All of lore.kernel.org
 help / color / mirror / Atom feed
From: Edward Cree <ecree@solarflare.com>
To: Alexander Duyck <alexander.duyck@gmail.com>
Cc: David Miller <davem@davemloft.net>,
	Netdev <netdev@vger.kernel.org>,
	<linux-net-drivers@solarflare.com>,
	Tom Herbert <tom@herbertland.com>
Subject: Re: [PATCH v2 net-next 1/5] net: local checksum offload for encapsulation
Date: Fri, 8 Jan 2016 15:32:25 +0000	[thread overview]
Message-ID: <568FD689.3070300@solarflare.com> (raw)
In-Reply-To: <CAKgT0UfjGkjiXuV8EqdtwrunAS0MDSb2rCzkt+6F+yipGzK9sw@mail.gmail.com>

On 07/01/16 22:53, Alexander Duyck wrote:
> On Thu, Jan 7, 2016 at 9:12 AM, Edward Cree <ecree@solarflare.com> wrote:
>> The arithmetic properties of the ones-complement checksum mean that a
>>  correctly checksummed inner packet, including its checksum, has a ones
>>  complement sum depending only on whatever value was used to initialise
>>  the checksum field before checksumming (in the case of TCP and UDP,
>>  this is the ones complement sum of the pseudo header, complemented).
>> Consequently, if we are going to offload the inner checksum with
>>  CHECKSUM_PARTIAL, we can compute the outer checksum based only on the
>>  packed data not covered by the inner checksum, and the initial value of
>>  the inner checksum field.
>>
>> Signed-off-by: Edward Cree <ecree@solarflare.com>
>> ---
>>  include/linux/skbuff.h    | 26 ++++++++++++++++++++++++++
>>  net/ipv4/ip_tunnel_core.c |  4 ++++
>>  net/ipv4/udp.c            | 29 ++++++++++-------------------
>>  net/ipv6/ip6_checksum.c   | 24 ++++++++----------------
>>  4 files changed, 48 insertions(+), 35 deletions(-)
>>
>> diff --git a/include/linux/skbuff.h b/include/linux/skbuff.h
>> index 6b6bd42..6590d08 100644
>> --- a/include/linux/skbuff.h
>> +++ b/include/linux/skbuff.h
>> @@ -3665,5 +3665,31 @@ static inline unsigned int skb_gso_network_seglen(const struct sk_buff *skb)

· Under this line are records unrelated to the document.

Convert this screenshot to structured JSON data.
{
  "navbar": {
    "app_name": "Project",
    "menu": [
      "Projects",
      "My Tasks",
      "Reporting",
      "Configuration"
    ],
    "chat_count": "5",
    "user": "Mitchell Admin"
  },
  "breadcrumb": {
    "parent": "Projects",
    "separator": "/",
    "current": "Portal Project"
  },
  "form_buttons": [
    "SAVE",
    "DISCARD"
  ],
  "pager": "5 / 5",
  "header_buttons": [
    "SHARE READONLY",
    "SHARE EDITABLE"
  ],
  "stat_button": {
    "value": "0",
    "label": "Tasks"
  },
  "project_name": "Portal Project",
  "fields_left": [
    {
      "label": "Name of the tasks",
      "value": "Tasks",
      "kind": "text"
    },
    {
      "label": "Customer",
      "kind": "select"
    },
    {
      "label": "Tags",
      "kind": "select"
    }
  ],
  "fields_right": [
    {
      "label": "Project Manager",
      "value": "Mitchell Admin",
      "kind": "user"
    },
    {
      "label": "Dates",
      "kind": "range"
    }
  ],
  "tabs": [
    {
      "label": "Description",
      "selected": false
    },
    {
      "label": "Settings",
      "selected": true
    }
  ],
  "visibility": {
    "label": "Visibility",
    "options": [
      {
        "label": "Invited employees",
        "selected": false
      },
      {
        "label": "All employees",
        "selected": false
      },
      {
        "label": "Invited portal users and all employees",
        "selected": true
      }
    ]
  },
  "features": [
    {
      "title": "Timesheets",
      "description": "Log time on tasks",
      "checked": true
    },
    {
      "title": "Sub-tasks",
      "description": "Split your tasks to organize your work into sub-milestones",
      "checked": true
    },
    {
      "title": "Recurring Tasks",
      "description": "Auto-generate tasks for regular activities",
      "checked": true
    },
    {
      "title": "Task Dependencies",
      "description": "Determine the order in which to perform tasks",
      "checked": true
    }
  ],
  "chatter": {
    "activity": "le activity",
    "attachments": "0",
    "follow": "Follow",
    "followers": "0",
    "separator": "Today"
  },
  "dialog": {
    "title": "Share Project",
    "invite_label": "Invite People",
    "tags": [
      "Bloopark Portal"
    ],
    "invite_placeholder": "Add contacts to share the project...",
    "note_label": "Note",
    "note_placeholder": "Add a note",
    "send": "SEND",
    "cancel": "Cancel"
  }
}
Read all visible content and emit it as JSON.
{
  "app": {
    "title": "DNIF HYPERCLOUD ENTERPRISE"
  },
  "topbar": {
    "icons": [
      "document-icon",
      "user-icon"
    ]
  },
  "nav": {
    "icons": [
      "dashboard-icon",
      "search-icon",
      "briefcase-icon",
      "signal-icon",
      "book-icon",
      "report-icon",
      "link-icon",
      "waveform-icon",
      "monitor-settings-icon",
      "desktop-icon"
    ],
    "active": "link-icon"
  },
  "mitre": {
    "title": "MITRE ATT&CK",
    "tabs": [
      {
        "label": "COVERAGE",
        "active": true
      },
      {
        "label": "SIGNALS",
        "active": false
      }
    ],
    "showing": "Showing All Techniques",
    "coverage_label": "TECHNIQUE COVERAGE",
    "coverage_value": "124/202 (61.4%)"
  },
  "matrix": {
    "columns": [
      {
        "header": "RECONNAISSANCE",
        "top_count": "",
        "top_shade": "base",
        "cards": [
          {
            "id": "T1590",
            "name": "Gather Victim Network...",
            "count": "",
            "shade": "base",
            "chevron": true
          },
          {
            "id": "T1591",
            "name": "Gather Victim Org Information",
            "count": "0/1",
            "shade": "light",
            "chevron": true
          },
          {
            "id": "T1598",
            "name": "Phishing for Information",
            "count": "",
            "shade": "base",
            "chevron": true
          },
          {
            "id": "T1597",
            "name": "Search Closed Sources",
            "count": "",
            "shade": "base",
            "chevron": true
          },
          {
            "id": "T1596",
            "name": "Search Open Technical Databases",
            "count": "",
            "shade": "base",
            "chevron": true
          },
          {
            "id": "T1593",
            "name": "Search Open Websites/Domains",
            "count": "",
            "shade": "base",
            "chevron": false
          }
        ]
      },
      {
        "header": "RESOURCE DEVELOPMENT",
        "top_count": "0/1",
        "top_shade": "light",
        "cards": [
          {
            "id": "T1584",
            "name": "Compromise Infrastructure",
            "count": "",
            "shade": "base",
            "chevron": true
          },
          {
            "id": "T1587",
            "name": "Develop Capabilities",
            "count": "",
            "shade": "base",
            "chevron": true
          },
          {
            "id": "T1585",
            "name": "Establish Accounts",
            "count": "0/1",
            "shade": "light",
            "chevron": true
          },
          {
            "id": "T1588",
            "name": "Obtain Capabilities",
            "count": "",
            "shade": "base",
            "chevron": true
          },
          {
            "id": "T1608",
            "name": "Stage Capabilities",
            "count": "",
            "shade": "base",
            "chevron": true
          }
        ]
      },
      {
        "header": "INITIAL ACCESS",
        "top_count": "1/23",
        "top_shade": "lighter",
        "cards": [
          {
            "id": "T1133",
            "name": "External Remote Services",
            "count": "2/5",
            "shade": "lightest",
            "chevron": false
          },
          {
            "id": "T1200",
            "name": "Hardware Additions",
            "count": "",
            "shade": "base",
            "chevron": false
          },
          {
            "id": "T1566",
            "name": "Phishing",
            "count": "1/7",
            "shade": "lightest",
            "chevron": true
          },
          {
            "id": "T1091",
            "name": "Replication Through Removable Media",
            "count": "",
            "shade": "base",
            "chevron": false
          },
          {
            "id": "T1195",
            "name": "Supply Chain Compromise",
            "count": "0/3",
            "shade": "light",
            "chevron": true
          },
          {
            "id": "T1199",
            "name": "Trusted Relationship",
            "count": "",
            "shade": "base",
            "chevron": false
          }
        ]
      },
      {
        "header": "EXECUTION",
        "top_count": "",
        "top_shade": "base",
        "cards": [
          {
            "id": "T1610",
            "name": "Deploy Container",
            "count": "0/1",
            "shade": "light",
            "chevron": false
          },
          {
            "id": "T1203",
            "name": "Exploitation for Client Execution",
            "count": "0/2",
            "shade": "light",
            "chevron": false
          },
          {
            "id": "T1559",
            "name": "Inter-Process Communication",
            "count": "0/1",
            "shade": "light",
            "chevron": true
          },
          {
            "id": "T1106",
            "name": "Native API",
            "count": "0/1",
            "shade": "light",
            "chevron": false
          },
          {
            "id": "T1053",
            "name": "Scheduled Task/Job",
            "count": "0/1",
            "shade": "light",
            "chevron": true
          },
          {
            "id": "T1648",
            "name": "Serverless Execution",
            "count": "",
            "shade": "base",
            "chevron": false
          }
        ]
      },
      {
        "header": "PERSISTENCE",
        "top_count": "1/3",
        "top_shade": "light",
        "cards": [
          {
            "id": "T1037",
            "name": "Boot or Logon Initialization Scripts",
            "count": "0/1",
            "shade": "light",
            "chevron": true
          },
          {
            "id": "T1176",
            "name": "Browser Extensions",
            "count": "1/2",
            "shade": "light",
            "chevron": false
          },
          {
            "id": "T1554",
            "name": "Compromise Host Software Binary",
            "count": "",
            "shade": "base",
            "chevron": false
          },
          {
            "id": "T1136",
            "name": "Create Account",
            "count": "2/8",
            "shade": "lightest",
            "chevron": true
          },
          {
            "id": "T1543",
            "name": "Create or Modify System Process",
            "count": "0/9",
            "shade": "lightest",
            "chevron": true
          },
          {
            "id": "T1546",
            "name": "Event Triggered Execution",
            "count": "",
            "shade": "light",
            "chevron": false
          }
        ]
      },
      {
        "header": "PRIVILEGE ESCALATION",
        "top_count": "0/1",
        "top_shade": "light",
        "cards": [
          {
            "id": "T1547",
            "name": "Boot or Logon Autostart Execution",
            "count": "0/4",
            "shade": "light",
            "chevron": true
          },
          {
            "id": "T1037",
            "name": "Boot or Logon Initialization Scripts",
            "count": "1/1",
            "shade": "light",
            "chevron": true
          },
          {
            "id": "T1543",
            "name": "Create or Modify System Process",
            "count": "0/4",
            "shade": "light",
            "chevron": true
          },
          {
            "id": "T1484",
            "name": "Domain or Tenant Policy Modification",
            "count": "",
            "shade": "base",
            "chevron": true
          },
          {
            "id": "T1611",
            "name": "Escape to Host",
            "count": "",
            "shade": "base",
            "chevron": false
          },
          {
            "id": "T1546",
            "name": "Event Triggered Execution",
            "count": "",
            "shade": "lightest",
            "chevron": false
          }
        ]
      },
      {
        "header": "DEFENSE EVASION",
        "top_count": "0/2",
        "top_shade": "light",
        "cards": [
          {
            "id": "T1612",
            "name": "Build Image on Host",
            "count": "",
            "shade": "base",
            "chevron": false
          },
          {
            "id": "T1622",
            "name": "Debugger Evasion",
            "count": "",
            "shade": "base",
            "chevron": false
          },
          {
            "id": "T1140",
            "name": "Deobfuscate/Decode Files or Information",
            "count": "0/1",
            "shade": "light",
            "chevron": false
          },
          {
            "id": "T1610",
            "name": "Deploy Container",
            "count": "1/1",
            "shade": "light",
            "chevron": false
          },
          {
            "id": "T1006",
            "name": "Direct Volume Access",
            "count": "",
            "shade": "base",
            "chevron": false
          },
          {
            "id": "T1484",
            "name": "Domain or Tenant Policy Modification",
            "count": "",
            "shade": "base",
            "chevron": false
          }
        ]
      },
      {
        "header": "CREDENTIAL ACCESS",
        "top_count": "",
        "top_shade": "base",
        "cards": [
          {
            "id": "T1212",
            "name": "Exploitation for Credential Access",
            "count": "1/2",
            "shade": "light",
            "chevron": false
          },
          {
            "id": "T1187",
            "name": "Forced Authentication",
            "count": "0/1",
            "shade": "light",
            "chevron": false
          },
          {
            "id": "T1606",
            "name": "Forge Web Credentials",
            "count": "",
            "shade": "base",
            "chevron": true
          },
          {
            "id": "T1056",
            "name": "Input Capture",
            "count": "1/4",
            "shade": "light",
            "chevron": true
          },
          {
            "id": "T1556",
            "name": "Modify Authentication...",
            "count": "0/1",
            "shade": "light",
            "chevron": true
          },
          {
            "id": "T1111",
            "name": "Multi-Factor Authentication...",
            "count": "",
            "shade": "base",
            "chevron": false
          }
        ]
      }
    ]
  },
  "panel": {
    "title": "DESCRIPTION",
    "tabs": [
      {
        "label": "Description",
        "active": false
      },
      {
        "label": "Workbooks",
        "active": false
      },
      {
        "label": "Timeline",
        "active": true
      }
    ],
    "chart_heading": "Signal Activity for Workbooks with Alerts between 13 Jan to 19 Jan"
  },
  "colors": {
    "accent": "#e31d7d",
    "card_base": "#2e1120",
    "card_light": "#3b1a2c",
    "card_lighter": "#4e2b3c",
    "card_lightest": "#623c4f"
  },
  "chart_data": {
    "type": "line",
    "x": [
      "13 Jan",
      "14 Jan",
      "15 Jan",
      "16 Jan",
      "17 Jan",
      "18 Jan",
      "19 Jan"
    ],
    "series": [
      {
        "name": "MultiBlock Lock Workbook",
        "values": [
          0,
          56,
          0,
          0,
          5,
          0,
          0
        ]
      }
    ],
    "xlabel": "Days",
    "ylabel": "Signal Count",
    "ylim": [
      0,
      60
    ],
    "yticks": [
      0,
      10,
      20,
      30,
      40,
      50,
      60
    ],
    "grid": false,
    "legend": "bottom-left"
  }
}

>>         return hdr_len + skb_gso_transport_seglen(skb);
>>  }
>>
>> +/* Local Checksum Offload.
>> + * Compute outer checksum based on the assumption that the
>> + * inner checksum will be offloaded later.
>> + * See Documentation/networking/tx-offloads.txt for
>> + * explanation of how this works.
>> + * Fill in outer checksum adjustment (e.g. with sum of outer
>> + * pseudo-header) before calling.
>> + * Also ensure that inner checksum is in linear data area.
>> + */
>> +static inline __wsum lco_csum(struct sk_buff *skb)
>> +{
>> +       char *inner_csum_field;
>> +       __wsum csum;
>> +
>> +       /* Start with complement of inner checksum adjustment */
>> +       inner_csum_field = skb->data + skb_checksum_start_offset(skb) +
>> +                               skb->csum_offset;
> You would probably benefit from caching off the result of
> skb_checksum_start_offset into a local variable so the compiler
> doesn't go through and recompute it when you call it again below.
It's a nearly-trivial inline function; won't the compiler be smart enough to
 cache that result itself?
>> +       csum = ~csum_unfold(*(__force __sum16 *)inner_csum_field);
> This seems like a lot of work, couldn't you get away with just
> bit-flipping this and moving it into uh->check on the outer header?
It's not a lot of work: all this does is zero-extend to 32 bits and flip.
It looks like more, but most of it is just a cast; it's written in this way
 to pacify sparse while using as little __force as possible.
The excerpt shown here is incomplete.